Ali Topan merupakan tokoh dalam karya Teguh Esha yang merupakan cerita bersambung yang dimuat di majalah Stop pada tahun 1972. Lima tahun setelahnya, Teguh Esha mengekranisasikan karya tersebut dalam bentuk film dengan judul yang berjudul Ali Topan Anak Jalanan (1977). Junaedi Salat didapuk menjadi Ali Topan. Sedangkan Yati Octavia memerankan sosok Anna Karenina, kekasih Ali Topan.

Ali Topan adalah anak Kebayoran di zamannya yang marah dengan kondisi keluarga. Bapaknya khas bapak-bapak Orde Baru yang begitu mengagumi pembangunan dan gemar cari selingkuhan. Jalanan pun jadi rumah karena tak ada kasih sayang di rumah. Kemarahan Ali makin tak terbendung. Ia makin ugal-ugalan. Cinta remaja berujung nestapa. Pacarnya hamil. Orang tua sang pacar tak setuju.

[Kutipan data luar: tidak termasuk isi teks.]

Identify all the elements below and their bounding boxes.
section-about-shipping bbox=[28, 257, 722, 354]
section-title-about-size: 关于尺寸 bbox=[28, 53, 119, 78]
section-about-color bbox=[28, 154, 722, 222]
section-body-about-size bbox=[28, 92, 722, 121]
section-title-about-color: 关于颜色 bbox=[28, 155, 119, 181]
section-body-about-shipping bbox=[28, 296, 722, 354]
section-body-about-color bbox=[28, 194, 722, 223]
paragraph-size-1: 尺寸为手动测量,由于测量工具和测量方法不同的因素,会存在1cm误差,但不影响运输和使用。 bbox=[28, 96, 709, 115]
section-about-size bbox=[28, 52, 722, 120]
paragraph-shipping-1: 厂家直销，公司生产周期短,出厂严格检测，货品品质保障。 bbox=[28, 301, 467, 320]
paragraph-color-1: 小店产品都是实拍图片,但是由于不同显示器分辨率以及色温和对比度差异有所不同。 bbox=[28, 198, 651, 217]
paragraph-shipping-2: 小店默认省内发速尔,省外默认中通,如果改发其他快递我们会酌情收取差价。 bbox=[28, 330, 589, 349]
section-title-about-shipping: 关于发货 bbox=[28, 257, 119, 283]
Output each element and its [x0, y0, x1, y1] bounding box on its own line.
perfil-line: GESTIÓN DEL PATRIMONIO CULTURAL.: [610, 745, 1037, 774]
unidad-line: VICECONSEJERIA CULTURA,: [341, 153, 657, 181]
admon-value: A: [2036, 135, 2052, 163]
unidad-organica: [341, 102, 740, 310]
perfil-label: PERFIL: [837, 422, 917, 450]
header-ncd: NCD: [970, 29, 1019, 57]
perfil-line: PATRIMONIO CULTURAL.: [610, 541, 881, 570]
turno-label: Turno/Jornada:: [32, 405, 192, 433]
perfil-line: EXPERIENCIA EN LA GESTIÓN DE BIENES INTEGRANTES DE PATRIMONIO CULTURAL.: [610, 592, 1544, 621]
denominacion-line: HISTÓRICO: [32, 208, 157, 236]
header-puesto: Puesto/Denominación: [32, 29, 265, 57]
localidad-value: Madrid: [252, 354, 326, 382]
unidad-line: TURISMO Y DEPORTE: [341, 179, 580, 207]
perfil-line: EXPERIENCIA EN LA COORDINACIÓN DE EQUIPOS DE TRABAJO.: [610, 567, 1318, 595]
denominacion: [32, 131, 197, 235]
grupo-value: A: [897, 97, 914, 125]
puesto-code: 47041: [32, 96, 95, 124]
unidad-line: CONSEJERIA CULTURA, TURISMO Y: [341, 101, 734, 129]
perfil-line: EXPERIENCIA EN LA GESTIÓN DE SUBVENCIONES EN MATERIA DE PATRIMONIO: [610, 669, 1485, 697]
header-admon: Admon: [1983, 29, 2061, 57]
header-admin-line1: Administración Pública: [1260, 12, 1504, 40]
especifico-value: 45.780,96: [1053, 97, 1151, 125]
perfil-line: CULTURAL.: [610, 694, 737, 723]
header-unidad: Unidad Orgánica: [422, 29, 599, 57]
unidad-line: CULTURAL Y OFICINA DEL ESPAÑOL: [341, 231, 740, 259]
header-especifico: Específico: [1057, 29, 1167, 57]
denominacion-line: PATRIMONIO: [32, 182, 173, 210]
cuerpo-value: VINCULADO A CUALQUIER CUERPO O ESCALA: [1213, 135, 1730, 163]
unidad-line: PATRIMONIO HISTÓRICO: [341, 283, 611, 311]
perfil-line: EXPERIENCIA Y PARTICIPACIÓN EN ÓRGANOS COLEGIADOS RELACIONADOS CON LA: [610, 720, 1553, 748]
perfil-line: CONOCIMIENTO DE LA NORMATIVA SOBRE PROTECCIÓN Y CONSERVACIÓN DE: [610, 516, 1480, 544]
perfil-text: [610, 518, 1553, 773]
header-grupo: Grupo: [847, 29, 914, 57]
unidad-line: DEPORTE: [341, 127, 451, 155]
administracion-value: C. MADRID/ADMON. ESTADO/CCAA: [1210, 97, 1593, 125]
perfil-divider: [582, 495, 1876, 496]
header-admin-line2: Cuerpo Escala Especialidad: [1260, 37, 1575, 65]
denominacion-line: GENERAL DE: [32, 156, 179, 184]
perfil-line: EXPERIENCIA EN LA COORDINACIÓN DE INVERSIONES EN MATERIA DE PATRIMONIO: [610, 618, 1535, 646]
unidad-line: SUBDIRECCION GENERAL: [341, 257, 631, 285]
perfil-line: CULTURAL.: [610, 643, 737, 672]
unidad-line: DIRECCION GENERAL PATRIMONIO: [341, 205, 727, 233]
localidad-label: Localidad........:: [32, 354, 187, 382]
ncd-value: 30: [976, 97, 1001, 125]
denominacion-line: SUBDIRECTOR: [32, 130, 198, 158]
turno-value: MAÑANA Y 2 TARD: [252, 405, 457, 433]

Merujuk Korrie Layun Rampan dalam bukunya Perjalanan Sastra Indonesia (1983), Ali Topan sarat dengan kritik sosial yang tajam. Di kesempatan yang lain, Korrie menyatakan bahwa tokoh Ali Topan merupakan prototipe remaja tahun 1970an: ekspresif, brutal dan jenius.


Lupus

Lupus sama dengan Ali Topan: sama-sama anak Jaksel. Bedanya dia tak sebrutal Ali Topan. Lupus juga bermula dari novel berjudul berjudul Lupus I: Tangkaplah Daku Kau Kujitak Lupus yang terbit pada Desember 1986 Seminggu usai diterbitkan, buku tersebut laku 5 ribu eksemplar. 

Setahun berselang, Lupus kemudian difilmkan. Lupus yang diperankan oleh  Ryan Hidayat ini merupakan remaja SMA yang punya rambut jambul dan suka mengunyah permen karet. Ia dibesarkan dari keluarga kelas menengah. Di rumah ia tinggal bersama ibu dan adiknya yang bernama Lulu. Tak ada kemarahan dalam diri Lupus. Ia dengan sendirinya menjadi anti hero. Ia bukan jagoan, tapi punya banyak teman. Ia tak nakal, tapi hanya usil khas remaja, Lupus juga bukan tokoh yang kurang ajar macam Ali Topan atau Sony yang berani melawan orang tua.

Lupus menjadi alternatif idola kalau kamu merasa di sekolah kamu bukan orang yang brutal atau doyan bertindak kriminil. Kepopuleran Lupus berumur panjang. Pada 1995, cerita Lupus berubah menjadi sinetron yang ditayangkan di Indosiar.

Si Boy

Jika kamu tak lahir dari keluarga kaya raya, atau kamu tak hidup di kota besar, rasanya mustahil menganggap diri kamu adalah Boy. Boy adalah kebalikannya. Ia lahir di kota besar dari keluarga kaya raya. Karakter si Boy merupakan tokoh yang diambil dari film Catatn Si Boy yang dirilis pada tahun 1987.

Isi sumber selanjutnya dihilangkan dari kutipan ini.